The updating of the weights from hidden to output proceeds as...
hid_to_output_weights_delta = ...
momentum .* hid_to_output_weights_delta + ...
hid_to_output_weights_gradient ./ batchsize;
hid_to_output_weights = hid_to_output_weights...
- learning_rate * hid_to_output_weights_delta;
which don't include the output $o_j$ in the OP formula: $w_{ij} = w'_{ij} - r{\frac{\partial E} {\partial z_j}} {o_i}.$
The formula would be more along the lines of...
$$W_{hidd-2-out}:=W_{hidd-2-out}-r\,
\small \frac{\partial E}{\partial W_{hidd-2-out}}\, \Delta_{hidd-2-out}$$
Best Answer
I feel a little bit bad about providing my own answer for this because it is pretty well captured by amoeba and juampa, except for maybe the final intuition about how the Jacobian can be reduced back to a vector.

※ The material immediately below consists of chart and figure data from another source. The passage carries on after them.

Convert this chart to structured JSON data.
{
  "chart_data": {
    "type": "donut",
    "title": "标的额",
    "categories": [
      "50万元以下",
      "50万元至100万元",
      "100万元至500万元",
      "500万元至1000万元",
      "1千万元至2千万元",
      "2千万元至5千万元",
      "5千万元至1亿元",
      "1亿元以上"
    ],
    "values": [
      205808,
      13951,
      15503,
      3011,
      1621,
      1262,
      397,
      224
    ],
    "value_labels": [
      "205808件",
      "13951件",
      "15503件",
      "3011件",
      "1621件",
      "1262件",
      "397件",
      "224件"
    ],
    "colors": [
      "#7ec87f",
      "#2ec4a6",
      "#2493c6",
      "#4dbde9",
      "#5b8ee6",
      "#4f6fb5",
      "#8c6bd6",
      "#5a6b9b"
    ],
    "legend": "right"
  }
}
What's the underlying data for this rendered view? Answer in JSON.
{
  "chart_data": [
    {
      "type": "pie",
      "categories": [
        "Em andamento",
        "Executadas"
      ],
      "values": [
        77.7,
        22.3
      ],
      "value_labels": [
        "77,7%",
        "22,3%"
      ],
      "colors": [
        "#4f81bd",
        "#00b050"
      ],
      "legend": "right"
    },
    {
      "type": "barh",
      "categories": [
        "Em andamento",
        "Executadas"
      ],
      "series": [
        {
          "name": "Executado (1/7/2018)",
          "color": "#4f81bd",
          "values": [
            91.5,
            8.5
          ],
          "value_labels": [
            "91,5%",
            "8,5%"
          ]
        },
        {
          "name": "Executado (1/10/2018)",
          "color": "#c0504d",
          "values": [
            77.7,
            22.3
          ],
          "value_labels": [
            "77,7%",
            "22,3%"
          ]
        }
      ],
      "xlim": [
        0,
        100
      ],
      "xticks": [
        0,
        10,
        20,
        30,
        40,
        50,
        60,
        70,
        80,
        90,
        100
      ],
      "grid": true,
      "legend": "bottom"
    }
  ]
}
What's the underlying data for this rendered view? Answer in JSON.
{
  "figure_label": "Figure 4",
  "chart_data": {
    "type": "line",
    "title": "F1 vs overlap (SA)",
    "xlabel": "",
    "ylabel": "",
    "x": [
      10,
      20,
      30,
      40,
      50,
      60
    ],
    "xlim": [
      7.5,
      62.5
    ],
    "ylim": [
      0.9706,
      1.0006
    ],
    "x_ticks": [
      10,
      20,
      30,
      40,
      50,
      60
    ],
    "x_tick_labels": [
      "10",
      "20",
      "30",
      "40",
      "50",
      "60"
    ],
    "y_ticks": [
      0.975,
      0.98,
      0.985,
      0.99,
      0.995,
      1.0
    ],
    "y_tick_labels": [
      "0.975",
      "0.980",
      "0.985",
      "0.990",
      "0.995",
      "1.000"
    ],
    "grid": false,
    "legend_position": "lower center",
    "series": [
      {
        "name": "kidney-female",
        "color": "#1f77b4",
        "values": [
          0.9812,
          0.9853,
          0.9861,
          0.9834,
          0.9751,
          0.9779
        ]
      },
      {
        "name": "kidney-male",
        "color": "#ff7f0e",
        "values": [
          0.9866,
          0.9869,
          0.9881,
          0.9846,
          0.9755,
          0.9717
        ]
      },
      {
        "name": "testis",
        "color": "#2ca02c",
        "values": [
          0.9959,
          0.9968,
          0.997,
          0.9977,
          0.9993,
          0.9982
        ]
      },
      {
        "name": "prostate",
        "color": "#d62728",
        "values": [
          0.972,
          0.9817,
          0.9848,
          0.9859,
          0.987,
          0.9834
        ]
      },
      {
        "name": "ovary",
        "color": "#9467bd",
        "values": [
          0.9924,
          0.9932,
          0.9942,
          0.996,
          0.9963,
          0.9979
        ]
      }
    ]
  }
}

You correctly derived the gradient of the diagonal of the Jacobian matrix, which is to say that
$ {\partial h_i \over \partial z_j}= h_i(1-h_j)\;\;\;\;\;\;: i = j $
and as amoeba stated it, you also have to derive the off diagonal entries of the Jacobian, which yield
$ {\partial h_i \over \partial z_j}= -h_ih_j\;\;\;\;\;\;: i \ne j $
These two concepts definitions can be conveniently combined using a construct called the Kronecker Delta, so the definition of the gradient becomes
$ {\partial h_i \over \partial z_j}= h_i(\delta_{ij}-h_j) $
So the Jacobian is a square matrix $ \left[J \right]_{ij}=h_i(\delta_{ij}-h_j) $
All of the information up to this point is already covered by amoeba and juampa. The problem is of course, that we need to get the input errors from the output errors that are already computed. Since the gradient of the output error $\nabla h_i$ depends on all of the inputs, then the gradient of the input $x_i$ is
$[\nabla x]_k = \sum\limits_{i=1} \nabla h_{i,k} $
Given the Jacobian matrix defined above, this is implemented trivially as the product of the matrix and the output error vector:
$ \vec{\sigma_l} = J\vec{\sigma_{l+1}} $
If the softmax layer is your output layer, then combining it with the cross-entropy cost model simplifies the computation to simply
$ \vec{\sigma_l} = \vec{h}-\vec{t} $
where $\vec{t}$ is the vector of labels, and $\vec{h}$ is the output from the softmax function. Not only is the simplified form convenient, it is also extremely useful from a numerical stability standpoint.